Where do you even begin to start when examining Lovecraft Country? Misha Green’s series feels like an apogee of black-fronted genre television, a show which throws everything but the kitchen sink at its audience.
One recurrent aspect of Lovecraft Country across the ten episode run (which has felt like twenty given how much Green and her writers have packed in) is how acutely aware everyone involved in the show is about what the series means. This is not just just a drama. This feels like a statement. It feels like television reparations for decades of TV shows and movies that Lovecraft Country takes an enormous cue from, all of them almost exclusively fronted by white casts with low threshold of ethnic diversity, particularly in American storytelling. Lovecraft Country confidently, with fulsome sass and stylistic vim, barges onto the scene with a concoction of high concept Afro-futurism, cosmic horror, social justice power and emotional melodrama. It does so unapologetically.

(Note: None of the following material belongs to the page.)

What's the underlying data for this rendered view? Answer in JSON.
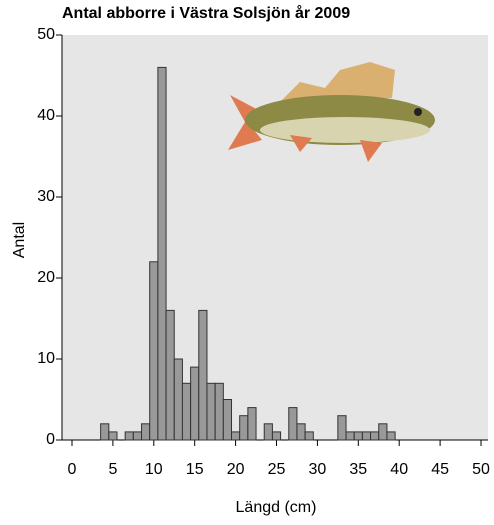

It makes for quite a ride, frankly. Green, backed by two very different showmen in Jordan Peele and JJ Abrams, adapts Matt Ruff’s episodic and almost anthological source material relatively faithfully, revelling in some of the more striking and powerful storylines – particularly Ruby’s Mr Hyde-style transformation, powered by racial commentary, that is delivered with icky, brutal gore in Strange Case (it was my favourite story in Ruff’s book and the show does it justice). Along the way, Green is unafraid to throw new juice in the mix, such as Atticus Freeman’s backstory as a GI in Korea, brought to live in what for me is Lovecraft Country’s finest episode, Meet Me in Daegu, and strings together a myriad of narratives and ideas with real bravado come the season finale. Not all of them stick but Lovecraft Country is never less than pulsing, pulp entertainment of the highest order.
It is, frankly, a complete hot mess, but I mean that in the kindest possible terms.